The next piece is you need to speak to a mortgage banker or a lender. @Charlie Fitzgerald does private lending here in Las Vegas and I believe he can provide you with a lender's perspective, as far as how your existing condo would be viewed from a lender's perspective. I've never had any issues getting a lender to account for fair market rental income, but I suspect this may vary from lender to lender and also depend on your experience as a real estate investor.
The rest is really a mathematical equation.
If you're going to lose $500 a month, or whatever that negative cash flow is (including CapEx, maintenance, management, taxes, etc) for five years, that would be a $30,000 hit. If that number works for you and you are confident that you will get enough appreciation to get you out of your current hole and cover the monthly losses, you're all set. On a personal note, I am not a fan of speculation and my crystal ball doesn't see quite that far into the future. If your assumptions are based on how fast real estate values have been going up the last couple years, I would caution you that I do not think the current growth trajectory is sustainable. I would speak to a local investor who has a level head and see where they think the real estate market is going. Your threshold for buying that dream home may (or may not) be further on the horizon.
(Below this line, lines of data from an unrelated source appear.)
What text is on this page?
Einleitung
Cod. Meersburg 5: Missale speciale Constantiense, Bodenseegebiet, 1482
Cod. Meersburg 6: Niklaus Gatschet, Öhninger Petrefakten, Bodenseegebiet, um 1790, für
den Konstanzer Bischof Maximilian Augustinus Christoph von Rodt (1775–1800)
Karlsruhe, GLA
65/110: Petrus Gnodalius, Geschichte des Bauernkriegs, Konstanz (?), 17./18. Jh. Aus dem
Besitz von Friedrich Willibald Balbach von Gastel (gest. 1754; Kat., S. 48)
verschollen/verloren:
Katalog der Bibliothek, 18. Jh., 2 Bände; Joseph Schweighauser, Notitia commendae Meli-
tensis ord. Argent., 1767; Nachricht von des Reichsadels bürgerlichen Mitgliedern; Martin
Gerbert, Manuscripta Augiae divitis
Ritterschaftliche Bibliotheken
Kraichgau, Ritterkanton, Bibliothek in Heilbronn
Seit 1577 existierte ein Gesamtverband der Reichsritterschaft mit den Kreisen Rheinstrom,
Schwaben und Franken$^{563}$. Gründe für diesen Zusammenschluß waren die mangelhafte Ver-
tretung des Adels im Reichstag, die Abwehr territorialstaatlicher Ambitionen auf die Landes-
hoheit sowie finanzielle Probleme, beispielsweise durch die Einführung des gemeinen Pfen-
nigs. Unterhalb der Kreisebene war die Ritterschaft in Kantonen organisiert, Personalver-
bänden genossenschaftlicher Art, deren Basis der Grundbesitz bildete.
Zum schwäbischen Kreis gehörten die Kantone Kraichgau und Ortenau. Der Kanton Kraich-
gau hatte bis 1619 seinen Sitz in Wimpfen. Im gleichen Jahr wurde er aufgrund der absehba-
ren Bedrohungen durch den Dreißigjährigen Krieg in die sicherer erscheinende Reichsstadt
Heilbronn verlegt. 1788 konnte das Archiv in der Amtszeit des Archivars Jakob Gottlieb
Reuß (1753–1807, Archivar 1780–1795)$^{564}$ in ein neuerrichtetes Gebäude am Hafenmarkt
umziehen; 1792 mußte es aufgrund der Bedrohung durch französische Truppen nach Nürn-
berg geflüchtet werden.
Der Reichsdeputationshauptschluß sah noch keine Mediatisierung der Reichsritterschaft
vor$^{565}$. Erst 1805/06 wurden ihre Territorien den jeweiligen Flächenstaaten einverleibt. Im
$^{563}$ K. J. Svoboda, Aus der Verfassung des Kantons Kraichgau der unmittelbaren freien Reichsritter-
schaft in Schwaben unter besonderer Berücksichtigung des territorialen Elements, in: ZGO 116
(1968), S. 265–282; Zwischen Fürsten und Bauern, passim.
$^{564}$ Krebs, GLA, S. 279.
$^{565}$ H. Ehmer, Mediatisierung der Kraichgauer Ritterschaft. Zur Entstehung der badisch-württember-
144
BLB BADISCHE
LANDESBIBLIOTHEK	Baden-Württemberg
I would also add that I am a firm proponent of avoiding lifestyle improvements that come at the cost of your financial health. If you're dead set on owning a house, find a smoking hot deal that will reward you for purchasing it. I think the current plan is just going to increase your expenses and provide no additional net income, thus degrading your financial situation. It also has much higher risk - what happens if the people you rent to trash the place and you're stuck with the repair bill?